A quick glance at the clock tells me it’s only one. I’ve already had lunch, and my team meeting isn’t until two-thirty. We’ve even been told to take a break. If Kate is doing what I think she’s doing, she’ll be a while. If there’s one thing athletes have, it’s stamina. So I have some time to take my fantasies further than reality. Say from a kiss on my cheek to somewhere further south. Like in my pants.
I wish I could’ve gleaned more details from the few precious moments I had near him, but my brain had clearly decided it was easier to short out than collect every priceless detail. Like how did he smell? Good. That’s all I’ve got. What I do remember is how his stylish light scruff felt as it brushed beside my ear, how his voice was lush and melodic even when it was damn near a whisper. How does a person do such a thing? Witchcraft is clearly the answer. Zane Rivera must’ve sold his soul to the devil at some point, and holy hell was it worth it.
Eyes closed and fingers tracing lightly at the waistband of my track pants, I replay the whole thing in my head—making sure I play it far cooler than I actually did of course—and imagine that instead of being hustled away by one of his people, Zane had stuck around outside the studio and raised a hand as I exited, waving me over.
I would’ve excused myself from my teammates and sauntered over, cool as could be. And Zane . . . I do remember he’s somewhat taller than I am. Maybe six feet, maybe a little more? He’d be slouched against the wall in those jeans that show off his butt, his patriotic T-shirt, and the slim-fitting blazer that frames his shoulders just so.
“Hey, Row.” Because yeah, he’d know if we were close, he’d call me Row and it would make me melt every time he said it. My heart like butter on the pancakes I get as a treat. “I’m sorry we didn’t get to talk more back there. I was wondering if maybe I could—”

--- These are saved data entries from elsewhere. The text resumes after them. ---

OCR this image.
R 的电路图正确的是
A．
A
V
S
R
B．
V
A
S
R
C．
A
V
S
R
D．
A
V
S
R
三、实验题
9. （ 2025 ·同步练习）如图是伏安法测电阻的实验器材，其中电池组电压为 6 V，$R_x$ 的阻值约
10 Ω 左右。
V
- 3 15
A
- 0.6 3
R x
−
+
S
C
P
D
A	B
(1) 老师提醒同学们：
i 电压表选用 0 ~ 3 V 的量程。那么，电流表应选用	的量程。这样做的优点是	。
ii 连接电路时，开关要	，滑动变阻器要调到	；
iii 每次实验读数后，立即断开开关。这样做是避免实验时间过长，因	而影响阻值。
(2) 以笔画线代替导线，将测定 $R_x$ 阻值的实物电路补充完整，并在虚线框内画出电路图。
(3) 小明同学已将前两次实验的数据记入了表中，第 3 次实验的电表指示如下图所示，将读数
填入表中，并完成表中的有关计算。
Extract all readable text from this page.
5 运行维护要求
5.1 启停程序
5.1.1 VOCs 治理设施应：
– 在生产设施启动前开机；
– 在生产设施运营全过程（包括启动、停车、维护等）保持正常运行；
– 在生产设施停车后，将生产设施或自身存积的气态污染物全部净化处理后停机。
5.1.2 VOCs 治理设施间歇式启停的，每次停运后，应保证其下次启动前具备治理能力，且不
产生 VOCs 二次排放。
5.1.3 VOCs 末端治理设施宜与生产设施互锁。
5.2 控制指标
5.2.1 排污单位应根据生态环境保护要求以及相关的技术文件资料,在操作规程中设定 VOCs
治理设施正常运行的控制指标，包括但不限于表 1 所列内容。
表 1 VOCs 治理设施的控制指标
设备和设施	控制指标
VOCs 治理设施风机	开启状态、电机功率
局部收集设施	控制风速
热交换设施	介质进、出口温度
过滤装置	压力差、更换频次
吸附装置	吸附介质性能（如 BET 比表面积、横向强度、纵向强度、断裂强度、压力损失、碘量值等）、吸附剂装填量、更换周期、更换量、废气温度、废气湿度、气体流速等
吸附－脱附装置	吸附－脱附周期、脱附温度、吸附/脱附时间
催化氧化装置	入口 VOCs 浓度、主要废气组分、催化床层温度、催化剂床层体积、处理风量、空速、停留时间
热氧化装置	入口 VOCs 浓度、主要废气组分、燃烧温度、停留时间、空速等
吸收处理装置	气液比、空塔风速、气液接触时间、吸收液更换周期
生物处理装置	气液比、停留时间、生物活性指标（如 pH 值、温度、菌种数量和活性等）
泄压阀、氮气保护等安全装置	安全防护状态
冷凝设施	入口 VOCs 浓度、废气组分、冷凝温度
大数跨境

“Take me back to your hotel room?”
The first overture is always the hardest, but once I’ve managed that, it’s usually a piece of cake, and I like the effect it has on guys. Saying that would’ve thrown Zane for a loop, and he would’ve stuttered and blushed, those high cheekbones taking on a pink cast that would make me wonder exactly what I’d have to do to get that color to spread down to his neck. “I was going to say call you sometime, but if what you said’s on the table . . .”
Now is not the time for playing coy. “Let’s go.”
A quick cab ride later or maybe he’s got a driver here, yeah, a driver because he’s that famous, and we’re fumbling our way up to his hotel room. He can’t even wait until we get into his room and he’s pressing me up against the wall in the hallway and kissing me for all he’s worth, rocking his hips so I can feel he’s hard for me . . .
My hand’s slipped under the elastic waistband of my pants by now, and even further into my underwear—which I pretend for the sake of fantasy are some skimpy lacy red confection and not the cotton full-coverage things I’m actually wearing because I cannot afford to pick at my butt when doing press—where my clit is already swollen and sensitive, waiting to be touched.